Interpol warns of Carbon Trading Fraud

CARBON fraud is the white-collar crime of the future – and it could cost taxpayers millions.

BEN PACKHAM

June 12, 2009

As Australian companies prepare to trade in what is effectively thin air, climate criminals are cashing in on similar schemes overseas. Interpol has warned companies to beware of bogus “carbon credits” that fail to lower emissions.

And there are real questions over the ability of regulators to check if companies have met their emissions caps.

Carbon trading involves buying and selling the right to emit carbon dioxide.

Opposition climate change spokesman Greg Hunt said this left it open to widespread rorts.

“Under the Government’s current scheme, there are significant possibilities for carbon fraud,” Mr Hunt said.

“It will be more complex than the tax system and reliant on much more self-reporting.”

He said it was unclear how the scheme would be applied to the 60 different industrial sectors to be included.

Climate Change Minister Penny Wong’s office said a new, 300-strong regulatory authority would monitor the new scheme.

This is tiny in comparison to similar regulatory bodies, such as the Australian Securities and Investment Commission, which has 1669 staff.

“The assessment system for liability under the Carbon Pollution Reduction Scheme is like submitting an income tax return,” Ms Wong’s spokeswoman said.

“If liable entities do not report or the authority has reason to believe that the report is false, then the authority may investigate and assess the entity’s liability under the scheme.”

Interpol environmental crimes specialist Peter Younger said the carbon market would be irresistible to criminal gangs.

“In future, if you are running a factory and you desperately need credits to offset your emissions, there will be someone who can make that happen,” Mr Younger said.

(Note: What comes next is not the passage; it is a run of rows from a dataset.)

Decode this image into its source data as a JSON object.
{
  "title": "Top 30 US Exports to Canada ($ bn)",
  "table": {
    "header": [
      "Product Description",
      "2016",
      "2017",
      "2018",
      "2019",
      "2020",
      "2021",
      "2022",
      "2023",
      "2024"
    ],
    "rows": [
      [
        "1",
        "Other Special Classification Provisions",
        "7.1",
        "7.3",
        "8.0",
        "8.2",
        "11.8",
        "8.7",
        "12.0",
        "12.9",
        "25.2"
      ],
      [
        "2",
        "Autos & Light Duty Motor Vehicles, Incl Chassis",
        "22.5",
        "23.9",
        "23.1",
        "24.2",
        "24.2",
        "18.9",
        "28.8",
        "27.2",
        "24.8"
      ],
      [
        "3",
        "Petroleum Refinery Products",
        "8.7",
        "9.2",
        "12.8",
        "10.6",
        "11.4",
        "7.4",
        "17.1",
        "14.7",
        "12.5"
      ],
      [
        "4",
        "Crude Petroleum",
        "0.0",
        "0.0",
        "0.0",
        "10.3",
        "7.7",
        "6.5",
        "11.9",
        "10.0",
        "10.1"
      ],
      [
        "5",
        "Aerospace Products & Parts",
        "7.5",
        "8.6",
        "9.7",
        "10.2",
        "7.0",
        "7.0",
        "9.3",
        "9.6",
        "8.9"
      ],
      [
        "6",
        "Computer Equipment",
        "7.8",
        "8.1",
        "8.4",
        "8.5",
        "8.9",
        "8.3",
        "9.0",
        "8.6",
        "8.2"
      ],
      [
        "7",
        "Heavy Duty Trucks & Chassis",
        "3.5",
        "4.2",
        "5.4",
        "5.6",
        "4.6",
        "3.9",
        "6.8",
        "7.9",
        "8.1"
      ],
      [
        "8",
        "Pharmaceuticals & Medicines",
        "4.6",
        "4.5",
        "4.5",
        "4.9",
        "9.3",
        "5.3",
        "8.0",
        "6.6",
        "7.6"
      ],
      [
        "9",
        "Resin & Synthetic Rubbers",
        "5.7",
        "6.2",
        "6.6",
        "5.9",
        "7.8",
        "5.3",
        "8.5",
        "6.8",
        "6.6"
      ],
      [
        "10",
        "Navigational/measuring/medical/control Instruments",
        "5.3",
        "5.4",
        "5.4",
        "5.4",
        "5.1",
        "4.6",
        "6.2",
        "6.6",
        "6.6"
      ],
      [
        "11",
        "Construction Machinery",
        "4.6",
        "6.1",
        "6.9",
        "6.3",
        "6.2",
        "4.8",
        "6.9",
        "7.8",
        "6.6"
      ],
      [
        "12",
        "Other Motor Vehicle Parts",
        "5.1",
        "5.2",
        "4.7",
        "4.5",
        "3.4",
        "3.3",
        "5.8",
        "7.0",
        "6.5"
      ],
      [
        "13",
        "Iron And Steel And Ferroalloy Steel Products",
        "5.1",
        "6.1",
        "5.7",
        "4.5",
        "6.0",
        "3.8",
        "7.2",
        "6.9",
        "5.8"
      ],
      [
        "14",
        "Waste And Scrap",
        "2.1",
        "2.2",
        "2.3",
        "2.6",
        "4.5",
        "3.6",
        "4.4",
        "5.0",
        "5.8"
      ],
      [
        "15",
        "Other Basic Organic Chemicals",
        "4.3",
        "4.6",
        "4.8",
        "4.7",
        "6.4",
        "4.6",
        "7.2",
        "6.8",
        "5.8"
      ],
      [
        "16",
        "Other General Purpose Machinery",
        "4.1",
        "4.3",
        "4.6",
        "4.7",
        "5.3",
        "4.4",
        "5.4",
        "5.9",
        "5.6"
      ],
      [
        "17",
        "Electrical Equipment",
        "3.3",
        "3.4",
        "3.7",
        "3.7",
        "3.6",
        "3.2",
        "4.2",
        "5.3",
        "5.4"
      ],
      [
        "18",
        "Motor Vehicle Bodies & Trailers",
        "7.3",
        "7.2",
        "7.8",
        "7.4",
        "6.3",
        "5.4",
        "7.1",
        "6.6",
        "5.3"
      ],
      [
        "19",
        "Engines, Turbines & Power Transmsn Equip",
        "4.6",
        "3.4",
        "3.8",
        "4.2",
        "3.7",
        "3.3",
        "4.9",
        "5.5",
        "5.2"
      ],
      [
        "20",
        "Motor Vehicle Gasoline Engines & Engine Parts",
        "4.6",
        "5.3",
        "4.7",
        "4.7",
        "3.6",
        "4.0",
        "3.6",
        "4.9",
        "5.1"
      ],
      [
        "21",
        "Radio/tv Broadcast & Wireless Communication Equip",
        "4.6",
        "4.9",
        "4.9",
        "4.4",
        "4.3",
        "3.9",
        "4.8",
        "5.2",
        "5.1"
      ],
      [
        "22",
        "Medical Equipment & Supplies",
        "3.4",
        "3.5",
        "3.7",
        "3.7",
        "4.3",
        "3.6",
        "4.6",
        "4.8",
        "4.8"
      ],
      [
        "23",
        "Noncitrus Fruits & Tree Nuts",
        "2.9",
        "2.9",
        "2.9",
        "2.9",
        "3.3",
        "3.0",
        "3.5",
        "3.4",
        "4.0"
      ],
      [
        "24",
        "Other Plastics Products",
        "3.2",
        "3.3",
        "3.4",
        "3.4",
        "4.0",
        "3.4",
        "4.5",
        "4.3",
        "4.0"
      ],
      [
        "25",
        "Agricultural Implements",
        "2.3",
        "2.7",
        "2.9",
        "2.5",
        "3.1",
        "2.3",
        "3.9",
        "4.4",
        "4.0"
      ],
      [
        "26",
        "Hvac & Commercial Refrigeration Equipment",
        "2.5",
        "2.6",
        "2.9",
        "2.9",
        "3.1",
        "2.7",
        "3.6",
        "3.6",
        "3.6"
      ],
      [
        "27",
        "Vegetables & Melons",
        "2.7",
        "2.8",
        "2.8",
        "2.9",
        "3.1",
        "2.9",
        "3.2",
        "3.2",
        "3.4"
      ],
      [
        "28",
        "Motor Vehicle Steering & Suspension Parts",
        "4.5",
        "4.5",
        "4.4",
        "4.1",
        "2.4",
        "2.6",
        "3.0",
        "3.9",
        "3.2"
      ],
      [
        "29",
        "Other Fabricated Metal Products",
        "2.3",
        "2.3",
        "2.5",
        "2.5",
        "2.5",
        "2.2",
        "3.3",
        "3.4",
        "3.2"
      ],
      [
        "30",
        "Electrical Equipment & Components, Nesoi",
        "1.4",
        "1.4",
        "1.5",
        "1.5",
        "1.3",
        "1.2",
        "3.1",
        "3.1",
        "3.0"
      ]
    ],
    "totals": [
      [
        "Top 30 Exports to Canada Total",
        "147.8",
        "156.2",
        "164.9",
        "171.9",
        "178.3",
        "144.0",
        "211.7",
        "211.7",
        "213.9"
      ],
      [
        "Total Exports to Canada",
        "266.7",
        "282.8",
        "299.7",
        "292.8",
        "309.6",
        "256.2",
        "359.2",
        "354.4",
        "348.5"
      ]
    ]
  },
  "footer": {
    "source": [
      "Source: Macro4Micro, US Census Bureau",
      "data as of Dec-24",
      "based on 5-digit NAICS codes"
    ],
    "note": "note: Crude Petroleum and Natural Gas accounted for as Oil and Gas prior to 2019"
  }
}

“Absolutely, organised crime will be involved.”

Australia’s emissions trading scheme will allow companies to offset their emissions by buying “avoided deforestation credits”.

This will involve paying overseas nations to save their forests, rather than log them.

Meanwhile, a frustrated Senator Wong yesterday told the Victorian farmers their State Government had been offered cash to improve irrigation but the Brumby Government had not yet provided plans on how it would be spent.

Addressing the Victorian Farmers Federation AGM yesterday, Senator Wong said $1.1 billion had been committed to the Victorian Government’s plans for irrigation modernisation in northern Victoria.

“My department is yet to receive a project proposal from the Victorian Government. Obviously this means we have not been able to spend any State Priority Project funds in Victoria this financial year,” she said.